Bupati Sam’ani berharap CFN tidak sekadar sarana hiburan bagi masyarakat, tetapi juga mampu menggerakkan perekonomian warga, terutama pelaku usaha mikro, kecil, dan menengah (UMKM) serta pedagang kaki lima (PKL).
“Sudah lama kita tidak adakan CFN. TVRI Pusat mengadakan nonton bareng Bola Gembira di Simpang 7, kemudian kita kolaborasikan dengan CFN,” terangnya.
Selain CFN, Pemkab Kudus juga akan menggelar Car Free Day (CFD) dan memanfaatkan momentum penyelenggaraan kompetisi sepak bula dunia.
“Kita manfaatkan momen ini untuk meningkatkan ekonomi masyarakat, sekaligus sebagai hiburan bagi masyarakat,” ujarnya.
Sam’ani mengapresiasi tingginya partisipasi masyarakat yang hadir dalam kegiatan tersebut. Menurutnya, keramaian yang tercipta menunjukkan bahwa masyarakat masih membutuhkan ruang publik yang dapat digunakan untuk rekreasi dan berkumpul bersama.
Ia pun mengajak seluruh warga untuk menjaga keamanan, ketertiban, dan kebersihan selama kegiatan berlangsung agar suasana tetap nyaman bagi semua pengunjung.

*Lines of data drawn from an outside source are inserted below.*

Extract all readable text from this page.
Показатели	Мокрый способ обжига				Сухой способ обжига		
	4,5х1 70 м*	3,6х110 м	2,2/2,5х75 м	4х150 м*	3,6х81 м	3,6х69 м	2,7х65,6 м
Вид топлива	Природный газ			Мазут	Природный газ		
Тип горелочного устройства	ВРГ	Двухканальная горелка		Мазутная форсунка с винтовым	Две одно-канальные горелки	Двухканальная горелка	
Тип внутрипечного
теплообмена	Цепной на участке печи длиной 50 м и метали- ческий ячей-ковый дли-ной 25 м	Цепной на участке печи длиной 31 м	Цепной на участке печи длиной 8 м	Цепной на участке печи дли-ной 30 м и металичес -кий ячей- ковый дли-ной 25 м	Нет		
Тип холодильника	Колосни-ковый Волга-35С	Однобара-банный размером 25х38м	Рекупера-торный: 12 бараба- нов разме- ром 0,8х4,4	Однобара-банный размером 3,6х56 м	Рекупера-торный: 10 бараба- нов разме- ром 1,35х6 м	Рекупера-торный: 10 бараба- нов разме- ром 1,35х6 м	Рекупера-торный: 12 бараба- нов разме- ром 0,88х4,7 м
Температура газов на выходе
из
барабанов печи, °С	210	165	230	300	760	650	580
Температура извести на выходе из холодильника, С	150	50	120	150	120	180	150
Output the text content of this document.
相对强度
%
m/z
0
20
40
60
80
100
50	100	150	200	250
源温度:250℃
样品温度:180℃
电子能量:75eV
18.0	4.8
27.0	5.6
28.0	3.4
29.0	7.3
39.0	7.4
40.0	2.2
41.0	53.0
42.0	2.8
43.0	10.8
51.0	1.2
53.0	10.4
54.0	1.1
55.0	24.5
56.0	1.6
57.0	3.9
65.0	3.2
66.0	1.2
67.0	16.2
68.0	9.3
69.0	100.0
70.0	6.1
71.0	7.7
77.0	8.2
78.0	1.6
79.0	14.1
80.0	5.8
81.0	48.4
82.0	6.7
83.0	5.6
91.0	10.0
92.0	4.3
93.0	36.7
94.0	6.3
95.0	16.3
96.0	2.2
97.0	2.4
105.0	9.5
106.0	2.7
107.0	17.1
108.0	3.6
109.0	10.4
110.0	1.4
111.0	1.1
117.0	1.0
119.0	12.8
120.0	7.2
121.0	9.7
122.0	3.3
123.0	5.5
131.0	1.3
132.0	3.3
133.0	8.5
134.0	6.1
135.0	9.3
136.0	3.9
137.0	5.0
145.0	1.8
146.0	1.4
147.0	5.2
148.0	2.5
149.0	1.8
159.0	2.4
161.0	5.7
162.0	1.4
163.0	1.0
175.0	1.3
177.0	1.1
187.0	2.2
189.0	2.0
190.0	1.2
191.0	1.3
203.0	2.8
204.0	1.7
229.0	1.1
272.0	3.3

“Kami harapkan masyarakat bisa menjadi masyarakat yang bijak. Jaga kondusivitas, jaga keamanan, jaga ketertiban, dan jangan lupa jaga kebersihan. Termasuk jangan membuang sampah sembarangan. Nanti petugas akan membantu mengambil sampah yang ada,” katanya.
Pemerintah Kabupaten Kudus, lanjut dia, berkomitmen memberikan ruang bagi para pelaku usaha kecil untuk berkembang melalui kegiatan-kegiatan publik semacam ini.
“Mereka bisa menjajakan dagangannya, mendapatkan pendapatan, dan kita bisa mengangkat UMKM serta PKL kecil agar tetap melakukan aktivitasnya sehingga mereka memperoleh penghasilan,” tambahnya.